Büyük acılarla, fedakârlıklarla ve çabalarla kuruldu ülkemiz. Vatanımızı, düşmanların elinden kurtarmak kolay değildi, yediden yetmişe, kenetlenerek, bir bütün olarak, canıyla kanıyla cepheden cepheye savaştı bu millet!

Tek bir insan dünyanın tarihini nasıl değiştirebilir? 

Osmanlı’dan kalan makûs talihi böyle yendi Atatürk!

29 Ekim 1923’de o an filizlenen bir fikir ile kurulmadı bu vatan, Ulu Önder’imiz Gazi Mustafa Kemal Atatürk’ün yıllar yılı hayalinde yaşattığı ve sürekli geliştirdiği, dâhiyane zekâsı ve ileri görüşlülüğü ile yoğrularak kuruldu Türkiye Cumhuriyeti.

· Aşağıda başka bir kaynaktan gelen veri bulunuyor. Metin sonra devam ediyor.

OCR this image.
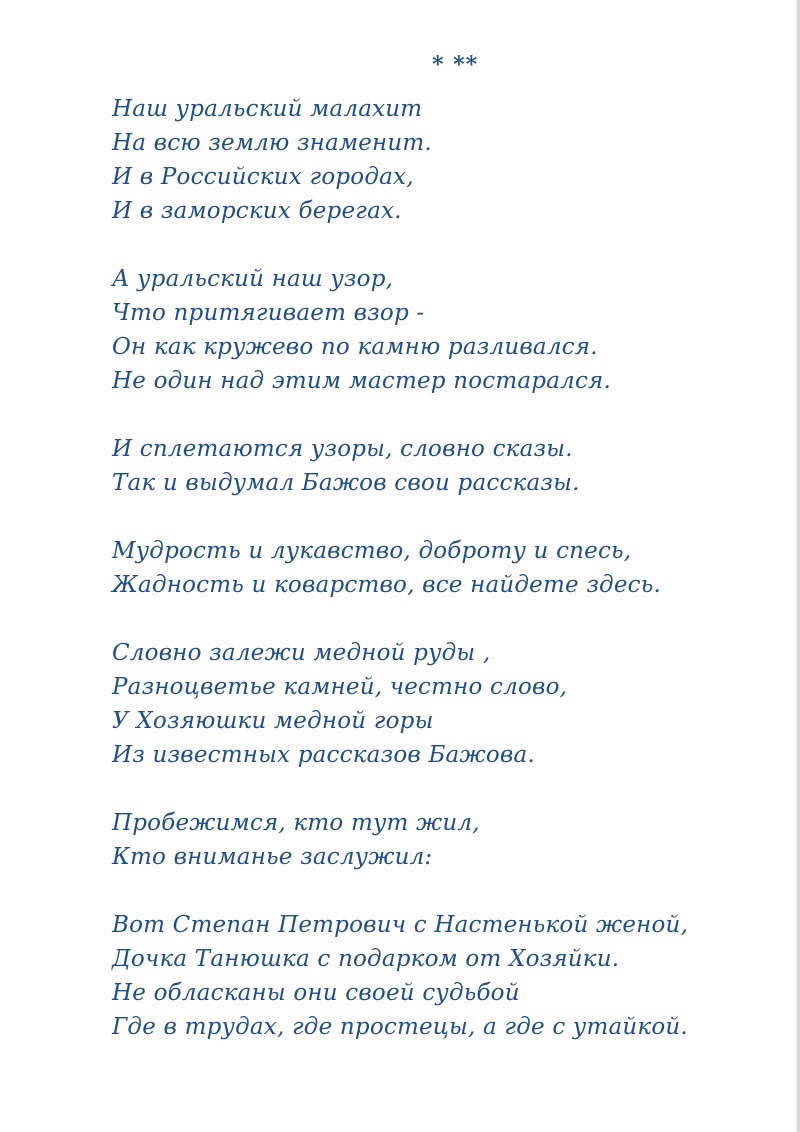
* **
Наш уральский малахит
На всю землю знаменит.
И в Российских городах,
И в заморских берегах.
А уральский наш узор,
Что притягивает взор -
Он как кружево по камню разливался.
Не один над этим мастер постарался.
И сплетаются узоры, словно сказы.
Так и выдумал Бажов свои рассказы.
Мудрость и лукавство, доброту и спесь,
Жадность и коварство, все найдете здесь.
Словно залежи медной руды ,
Разноцветье камней, честно слово,
У Хозяюшки медной горы
Из известных рассказов Бажова.
Пробежимся, кто тут жил,
Кто вниманье заслужил:
Вот Степан Петрович с Настенькой женой,
Дочка Танюшка с подарком от Хозяйки.
Не обласканы они своей судьбой
Где в трудах, где простецы, а где с утайкой.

Tabii ki çağdaşlığı hedefleyen, aklı ve bilimi rehber edinen genç Türkiye Cumhuriyeti dünyada büyük bir yankı uyandırdı.

***

“Egemenlik kayıtsız şartsız milletindir.” cümlesini devletin yönetimine yerleştiren ve demokrasiyi taçlandıran Türkiye Cumhuriyeti’nin ilanının üzerinden bu gün tam 100 yıl geçti.

Geçtiğimiz Eylül ayında İzmir’imizin, güzel şehrimizin kurtuluşunun 100. Yılını büyük bir coşku ile kutlamıştık yine tek bir millet olarak. Şimdi 2023 yılına girerken, Türkiye Cumhuriyeti’nin 100. yılını ülkemizin her bir yerinde büyük bir coşku ile kutlayacağız. 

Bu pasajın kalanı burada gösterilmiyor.